LOS ANGELES – Russlands groß angelegte militärische Mobilisierung an der ukrainischen Grenze hat düstere historische Präzedenzfälle. Doch sollte der Kreml auf den Knopf drücken, wird es auf eine Gefahr stoßen, mit der noch nie eine Invasionsarmee konfrontiert war: 15 Kernkraftwerke, die an vier Standorten rund 50 Prozent des ukrainischen Energiebedarfs decken.
Von den Reaktoren geht ein erschreckendes Risiko aus. Wenn sie getroffen werden, könnten die Anlagen zu radiologischen Minen werden. Und Russland selbst würde Opfer radioaktiv verunreinigter Luft, die mit dem Wind transportiert wird. Angesichts der Anfälligkeit der ukrainischen Kernreaktoren und der verheerenden Folgen für Mensch und Umwelt, die ein Angriff auf sie hätte, sollte der russische Präsident Wladimir Putin noch einmal darüber nachdenken, ob die Ukraine einen Krieg wert ist.
Kraftwerke werden in modernen Konflikten häufig zur Zielscheibe, da ihre Zerstörung die Fähigkeit eines Landes beeinträchtigt, den Kampf fortzusetzen. Aber Kernreaktoren sind nicht wie andere Energiequellen. Sie enthalten enorme Mengen an radioaktivem Material, das auf unterschiedlichste Weise freigesetzt werden kann. Bombardierungen aus der Luft oder Artilleriebeschuss könnten beispielsweise den Sicherheitsbehälter eines Reaktors zerstören oder die unerlässlichen Kühlmittelleitungen unterbrechen, die den Kern stabil halten. Das Gleiche gilt für einen Cyberangriff, der den Betrieb der Anlage unterbricht, sowie für eine Unterbrechung der externen Stromversorgung, auf die Kernkraftwerke angewiesen sind, um weiter zu funktionieren.
Sollte ein Reaktorkern schmelzen, würden explosive Gase oder radioaktive Trümmer aus dem Sicherheitsbehälter austreten.
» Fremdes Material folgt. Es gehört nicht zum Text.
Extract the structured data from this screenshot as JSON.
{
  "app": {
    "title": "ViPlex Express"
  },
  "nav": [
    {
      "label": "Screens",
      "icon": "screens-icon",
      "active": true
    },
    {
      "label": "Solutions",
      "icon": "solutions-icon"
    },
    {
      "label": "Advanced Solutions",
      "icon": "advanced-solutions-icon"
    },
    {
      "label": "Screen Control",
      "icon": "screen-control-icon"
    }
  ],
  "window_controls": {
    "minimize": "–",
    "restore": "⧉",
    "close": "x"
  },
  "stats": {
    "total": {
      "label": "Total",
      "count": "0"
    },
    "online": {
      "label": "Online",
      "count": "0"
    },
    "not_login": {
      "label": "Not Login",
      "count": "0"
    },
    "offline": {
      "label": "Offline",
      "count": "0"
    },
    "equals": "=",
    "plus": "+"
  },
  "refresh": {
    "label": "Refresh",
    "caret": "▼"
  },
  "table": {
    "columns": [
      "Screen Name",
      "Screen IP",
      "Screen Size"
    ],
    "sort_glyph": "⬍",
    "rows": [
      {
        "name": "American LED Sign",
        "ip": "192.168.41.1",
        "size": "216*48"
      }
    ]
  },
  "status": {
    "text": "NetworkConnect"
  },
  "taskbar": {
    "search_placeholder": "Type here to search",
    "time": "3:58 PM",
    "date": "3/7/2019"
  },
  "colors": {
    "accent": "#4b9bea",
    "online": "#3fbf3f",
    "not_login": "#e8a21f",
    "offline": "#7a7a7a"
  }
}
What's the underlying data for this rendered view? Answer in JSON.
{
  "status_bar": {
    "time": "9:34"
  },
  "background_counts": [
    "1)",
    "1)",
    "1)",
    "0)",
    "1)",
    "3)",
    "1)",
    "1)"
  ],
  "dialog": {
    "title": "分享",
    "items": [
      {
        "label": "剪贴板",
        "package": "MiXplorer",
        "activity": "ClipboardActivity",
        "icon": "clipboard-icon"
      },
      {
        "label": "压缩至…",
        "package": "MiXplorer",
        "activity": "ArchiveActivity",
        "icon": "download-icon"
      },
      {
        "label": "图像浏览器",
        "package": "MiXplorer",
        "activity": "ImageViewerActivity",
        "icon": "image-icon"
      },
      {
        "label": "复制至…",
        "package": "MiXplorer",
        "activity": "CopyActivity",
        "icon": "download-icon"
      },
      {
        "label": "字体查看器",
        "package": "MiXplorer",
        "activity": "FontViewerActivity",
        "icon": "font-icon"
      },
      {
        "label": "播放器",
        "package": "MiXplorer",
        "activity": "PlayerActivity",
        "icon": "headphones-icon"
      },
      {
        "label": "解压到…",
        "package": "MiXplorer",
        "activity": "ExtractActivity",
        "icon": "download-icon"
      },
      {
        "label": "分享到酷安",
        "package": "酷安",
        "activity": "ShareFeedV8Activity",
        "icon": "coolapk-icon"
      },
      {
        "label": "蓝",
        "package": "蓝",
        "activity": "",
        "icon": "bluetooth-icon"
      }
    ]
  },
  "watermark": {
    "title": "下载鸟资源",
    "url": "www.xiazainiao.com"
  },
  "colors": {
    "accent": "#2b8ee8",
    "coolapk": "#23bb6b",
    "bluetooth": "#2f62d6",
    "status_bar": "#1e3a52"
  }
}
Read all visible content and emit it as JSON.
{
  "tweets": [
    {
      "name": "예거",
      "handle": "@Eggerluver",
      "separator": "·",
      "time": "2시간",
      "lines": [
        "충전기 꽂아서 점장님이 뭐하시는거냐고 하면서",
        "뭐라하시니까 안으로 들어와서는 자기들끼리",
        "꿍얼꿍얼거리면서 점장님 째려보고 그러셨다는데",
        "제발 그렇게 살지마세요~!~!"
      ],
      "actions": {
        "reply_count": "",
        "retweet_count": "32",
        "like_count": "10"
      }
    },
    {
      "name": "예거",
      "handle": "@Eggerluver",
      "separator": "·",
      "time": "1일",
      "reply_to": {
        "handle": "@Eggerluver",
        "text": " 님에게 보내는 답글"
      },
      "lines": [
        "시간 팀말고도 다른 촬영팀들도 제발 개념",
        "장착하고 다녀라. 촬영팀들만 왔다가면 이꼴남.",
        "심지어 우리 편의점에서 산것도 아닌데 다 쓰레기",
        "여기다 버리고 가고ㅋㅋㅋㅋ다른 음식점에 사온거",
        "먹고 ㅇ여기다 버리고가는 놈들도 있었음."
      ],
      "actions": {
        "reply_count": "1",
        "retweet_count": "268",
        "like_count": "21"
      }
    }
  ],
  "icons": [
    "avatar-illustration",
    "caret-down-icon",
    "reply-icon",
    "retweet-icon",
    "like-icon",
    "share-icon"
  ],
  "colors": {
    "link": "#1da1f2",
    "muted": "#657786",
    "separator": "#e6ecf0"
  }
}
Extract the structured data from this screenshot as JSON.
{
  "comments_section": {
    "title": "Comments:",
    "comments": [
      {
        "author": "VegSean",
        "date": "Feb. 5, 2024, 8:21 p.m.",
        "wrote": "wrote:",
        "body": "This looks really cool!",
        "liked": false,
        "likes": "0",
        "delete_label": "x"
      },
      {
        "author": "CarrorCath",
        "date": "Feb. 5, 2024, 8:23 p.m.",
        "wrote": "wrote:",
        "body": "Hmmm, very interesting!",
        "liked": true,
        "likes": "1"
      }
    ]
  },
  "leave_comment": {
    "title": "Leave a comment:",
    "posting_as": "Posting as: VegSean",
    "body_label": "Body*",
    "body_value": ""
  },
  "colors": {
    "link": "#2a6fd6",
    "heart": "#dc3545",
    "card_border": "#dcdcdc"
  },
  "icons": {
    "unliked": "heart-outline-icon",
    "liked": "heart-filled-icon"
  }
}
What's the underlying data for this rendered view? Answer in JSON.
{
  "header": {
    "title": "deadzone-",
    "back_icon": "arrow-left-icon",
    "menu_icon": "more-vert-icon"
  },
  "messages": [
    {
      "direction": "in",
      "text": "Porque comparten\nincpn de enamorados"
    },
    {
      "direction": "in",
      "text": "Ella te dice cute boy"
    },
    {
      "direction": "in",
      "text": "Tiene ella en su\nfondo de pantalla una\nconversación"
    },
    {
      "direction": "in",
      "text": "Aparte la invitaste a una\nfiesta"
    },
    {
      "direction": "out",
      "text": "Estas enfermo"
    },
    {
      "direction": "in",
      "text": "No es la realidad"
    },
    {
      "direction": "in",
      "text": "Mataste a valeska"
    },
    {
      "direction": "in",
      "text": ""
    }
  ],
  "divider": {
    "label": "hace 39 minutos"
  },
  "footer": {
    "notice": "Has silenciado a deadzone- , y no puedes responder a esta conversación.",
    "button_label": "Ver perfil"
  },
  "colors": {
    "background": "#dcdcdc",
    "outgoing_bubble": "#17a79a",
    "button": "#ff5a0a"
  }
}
Sobald sie in die Atmosphäre gelangen, würden sie sich über Tausende von Kilometern verteilen und leichte bis sehr giftige radioaktive Substanzen auf Stadt und Land abladen. Und abgebrannte Brennelemente könnten weitere Verwüstungen anrichten, wenn die Lagerbecken in Brand gerieten.
Die gesundheitlichen Folgen eines solchen Fallouts hängen von der Größe exponierten Bevölkerung und der Toxizität der radioaktiven Elemente ab. Das Tschernobyl-Forum der Vereinten Nationen schätzte, dass der Unfall in der Ukraine im Jahr 1986 über einen Zeitraum von 50 Jahren zu 5.000 zusätzlichen Krebstodesfällen führen würde, obwohl einige Umweltgruppen der Meinung sind, dass diese Zahl die wahrscheinliche Belastung stark unterschätzt. In der Tat traten in den Jahren unmittelbar nach dem Unfall Tausende von Schilddrüsenkrebsfällen auf.
Inmitten einer Pandemie, die Millionen von Menschen das Leben gekostet hat, mögen Todesfälle aufgrund von Kernreaktorunfällen trivial erscheinen. Doch das wäre eine unverantwortliche Fehleinschätzung des Risikos. Um die Aufnahme von Strahlung zu verringern, die sich nach Tschernobyl auf dem Boden absetzte, mussten die sowjetischen Behörden Hunderttausende von Menschen umsiedeln und große Teile von landwirtschaftlichen Flächen und Wäldern für Jahrzehnte aus der Produktion nehmen.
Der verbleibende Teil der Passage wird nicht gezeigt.